Spare Parts stringing up the wins

SPARE PARTS puppet theatre is bucking Fremantle’s gloomy cultural landscape and is looking to redevelop and expand.

The list of Freo arts organisations that have closed or are on their knees makes for grim reading but the puppeteers are financially healthier than they’ve ever been, beams artistic director Philip Mitchell.

The company pulled in both business of the year and outstanding cultural enterprise awards at last Friday’s Fremantle Business Awards, and Mr Mitchell says it’s great to have the organisation’s business acumen recognised.

“We are one of the few arts organisations with a repertoire,” he says. That allows it to tour popular shows such as The Deep or The Arrival nationally, and with puppet companies over east moving into more adult, interactive works, the locals are in hot demand.
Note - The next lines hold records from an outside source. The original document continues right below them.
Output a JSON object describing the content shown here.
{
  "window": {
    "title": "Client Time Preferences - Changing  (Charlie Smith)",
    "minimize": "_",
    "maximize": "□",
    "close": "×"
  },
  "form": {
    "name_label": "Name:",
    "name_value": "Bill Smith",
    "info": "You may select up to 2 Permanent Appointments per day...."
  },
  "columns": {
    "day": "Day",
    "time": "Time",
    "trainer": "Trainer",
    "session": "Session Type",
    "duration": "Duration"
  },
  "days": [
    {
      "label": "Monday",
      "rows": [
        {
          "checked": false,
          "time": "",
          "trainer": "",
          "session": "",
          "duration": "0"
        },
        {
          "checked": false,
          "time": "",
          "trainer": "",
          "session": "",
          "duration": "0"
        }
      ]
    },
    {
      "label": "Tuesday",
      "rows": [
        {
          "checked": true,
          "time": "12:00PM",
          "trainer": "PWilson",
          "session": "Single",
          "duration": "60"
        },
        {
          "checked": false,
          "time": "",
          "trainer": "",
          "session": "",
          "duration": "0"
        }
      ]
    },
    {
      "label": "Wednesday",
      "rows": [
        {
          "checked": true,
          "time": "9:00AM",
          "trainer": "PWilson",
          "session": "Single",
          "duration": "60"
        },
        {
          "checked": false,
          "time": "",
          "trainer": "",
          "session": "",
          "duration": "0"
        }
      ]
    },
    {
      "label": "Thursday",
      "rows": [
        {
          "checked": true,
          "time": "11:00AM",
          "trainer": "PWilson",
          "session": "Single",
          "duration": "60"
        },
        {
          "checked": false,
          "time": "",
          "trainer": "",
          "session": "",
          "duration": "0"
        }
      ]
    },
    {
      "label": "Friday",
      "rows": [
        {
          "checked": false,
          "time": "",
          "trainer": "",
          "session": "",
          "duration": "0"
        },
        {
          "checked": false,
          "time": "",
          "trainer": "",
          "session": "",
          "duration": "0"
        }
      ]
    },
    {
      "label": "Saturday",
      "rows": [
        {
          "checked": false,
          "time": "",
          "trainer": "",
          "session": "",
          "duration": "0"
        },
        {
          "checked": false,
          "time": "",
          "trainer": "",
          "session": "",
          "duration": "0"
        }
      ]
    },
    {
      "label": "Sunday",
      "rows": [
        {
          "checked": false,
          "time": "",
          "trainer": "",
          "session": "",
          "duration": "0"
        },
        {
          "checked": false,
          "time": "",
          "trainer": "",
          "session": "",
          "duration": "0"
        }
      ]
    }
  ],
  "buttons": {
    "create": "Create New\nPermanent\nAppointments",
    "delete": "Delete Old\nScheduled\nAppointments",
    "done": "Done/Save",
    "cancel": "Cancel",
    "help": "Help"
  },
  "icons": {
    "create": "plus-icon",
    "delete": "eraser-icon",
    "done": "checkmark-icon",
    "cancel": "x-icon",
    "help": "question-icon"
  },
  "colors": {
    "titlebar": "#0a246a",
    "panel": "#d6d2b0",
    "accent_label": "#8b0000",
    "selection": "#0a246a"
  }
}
• Spare Parts artistic director Philip Mitchell and business manager Megan Roberts celebrate their Business Awards win with a friend. Photo by Steve Grant

• Spare Parts artistic director Philip Mitchell and business manager Megan Roberts celebrate their Business Awards win with a friend. Photo by Steve Grant

Mr Mitchell says Spare Parts is also packing locals in, and is hoping to more than double the Short Street theatre’s capacity from 190 to about 400. That’ll match most theatres it tours to, making logistics much easier.

Spare Parts is also hoping to revamp its foyer so it’s more interactive for today’s kids.
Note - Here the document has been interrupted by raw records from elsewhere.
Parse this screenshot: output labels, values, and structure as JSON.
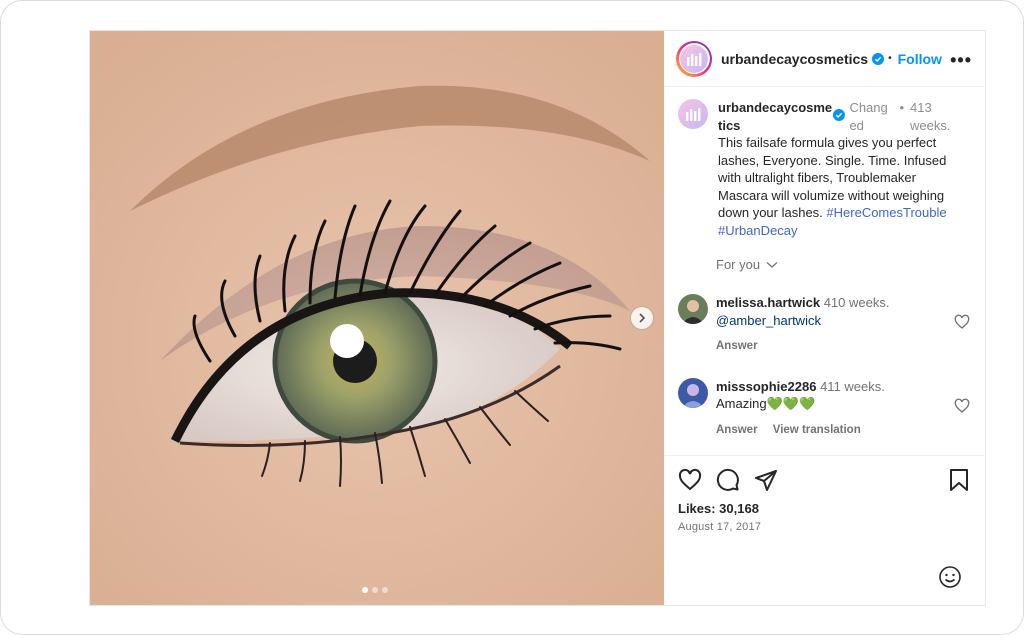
{
  "post": {
    "username": "urbandecaycosmetics",
    "follow_label": "Follow",
    "separator": "•",
    "more_label": "•••"
  },
  "caption": {
    "username": "urbandecaycosmetics",
    "edited": "Changed",
    "dot": "•",
    "time": "413 weeks.",
    "text": "This failsafe formula gives you perfect lashes, Everyone. Single. Time. Infused with ultralight fibers, Troublemaker Mascara will volumize without weighing down your lashes.",
    "hashtags": [
      "#HereComesTrouble",
      "#UrbanDecay"
    ]
  },
  "for_you": "For you",
  "comments": [
    {
      "username": "melissa.hartwick",
      "time": "410 weeks.",
      "text": "@amber_hartwick",
      "actions": [
        "Answer"
      ]
    },
    {
      "username": "misssophie2286",
      "time": "411 weeks.",
      "text": "Amazing💚💚💚",
      "actions": [
        "Answer",
        "View translation"
      ]
    }
  ],
  "likes": "Likes: 30,168",
  "date": "August 17, 2017",
  "icons": {
    "like": "heart-icon",
    "comment": "comment-icon",
    "share": "share-icon",
    "save": "bookmark-icon",
    "emoji": "emoji-icon",
    "next": "chevron-right-icon",
    "verified": "verified-badge-icon"
  },
  "colors": {
    "accent": "#0095f6",
    "link": "#00376b",
    "hashtag": "#4266c8",
    "muted": "#737373"
  },
  "carousel": {
    "total": 3,
    "active": 1
  }
}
On the creative side, it’s about to tour nationally and is working with the WA Museum on an interactive work based around the Christmas truce between ANZAC and German troops on the Western Front.
There’s also a major collaboration with WASO planned, an adaptation of Saint-Saens’ The Carnival of Animals.

Mr Mitchell says the award recognises the role the company plays in promoting Fremantle across the world.